I think I’m going to raise meat birds this spring.
- I’ve been tempted by photos and catalogues offering little chicks once too often. You’re getting those catalogues in the mailbox and photos in your news feed, too, aren’t you? Doesn’t it make you think of spring and new life and the sound of little “peeps”?
- I’ve raised turkeys from poults—my reading and conferring with other meat bird growers indicate to me that raising meat chickens is similar. They eat a lot, grow quickly, drink lots of water and don’t do much else. Well, except get rid of the food and water.
- My family and I prefer to know where the meat on our plate comes from—we like to know the farmers. And, we like chicken. Why not become the farmers that raise the chicken that ends up on our table?

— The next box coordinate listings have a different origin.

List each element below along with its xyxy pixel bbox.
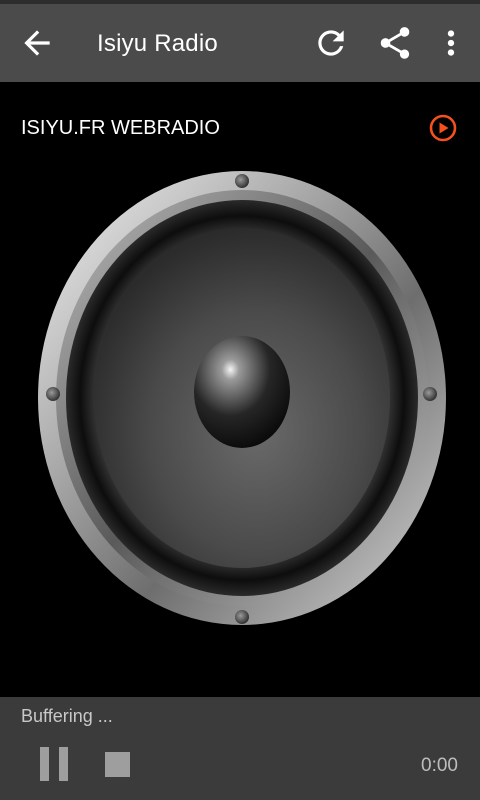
speaker-image — [33, 166, 451, 632]
more-vert-icon[interactable] — [432, 24, 470, 62]
buffering-status: Buffering ... — [21, 706, 113, 726]
play-circle-icon[interactable] — [428, 113, 458, 143]
station-name: ISIYU.FR WEBRADIO — [21, 117, 220, 139]
player-bar: Buffering ... 0:00 — [0, 697, 480, 800]
elapsed-time: 0:00 — [421, 755, 458, 776]
share-icon[interactable] — [376, 24, 414, 62]
stop-icon[interactable] — [105, 752, 130, 777]
station-content: ISIYU.FR WEBRADIO — [0, 82, 480, 698]
page-title: Isiyu Radio — [97, 30, 218, 57]
arrow-back-icon[interactable] — [18, 24, 56, 62]
app-bar: Isiyu Radio — [0, 4, 480, 82]
pause-icon[interactable] — [38, 747, 70, 781]
refresh-icon[interactable] — [312, 24, 350, 62]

- I have room to raise the little birds, shelter for older birds and time to accomplish the project before raising turkeys for Thanksgiving again. Chicks begin their stay here on our little homestead in a cardboard encircled brooder pen, under a heat lamp in our garage. If I order these chicks to arrive toward the end of April, they will be able to go into the chicken tractor by the end of May, or even a little before. The chicken tractor isn’t huge, but it will hold a dozen birds, especially since it is easily moved on a daily basis. It can be tarped off on rainy days and cool nights. And as for time—meat birds are ready to be dispatched in about 8 weeks. Little turkeys won’t be coming here until late summer.
So, now that I am quite sure I have the knowledge, references and experience to tackle the project; the logistics of time and place worked out –what’s next?
- Deciding what breed to raise: for this first time raising chickens for meat, I’m going to order the Cornish-Rock cross birds that are bred specifically for meat. Over the years, birds I’ve raised for layers have been “dual-purpose”, and so roosters have been automatically named “Stew” and sent to the freezer. Cornish Cross grow quickly, do not develop personalities and will not be named. Read more about choosing this breed in THIS ARTICLE from Mother Earth News.
- Process them myself or send them out—ok, here it comes. I am not, nor can I be, an entirely self-sufficient homesteader. I have butchered chickens. Yes, I have—I’ve done it all from holding feed the night before, to boiling water in the morning and cutting up later in the day. I will not be butchering these birds. I will need to find a reputable local butcher before I order the birds.
- Feed. The layer hens receive organic feed pellets, along with their diet of greens and summertime yard gleanings. The turkeys received organic feed, too. These meat birds will, as well. My thoughts on this are—if I’m going to put the time into raising the birds because I want healthy birds—they are going to receive the best feed I can find. One big lesson we learned while raising turkeys was to find more than one store in the area that sells organic feed. We will start by feeding them starter, switch to grower and then end up with grower/finisher—with maybe some scratch or corn thrown in at the end.
Shelter, feed, plenty of water. What did I forget?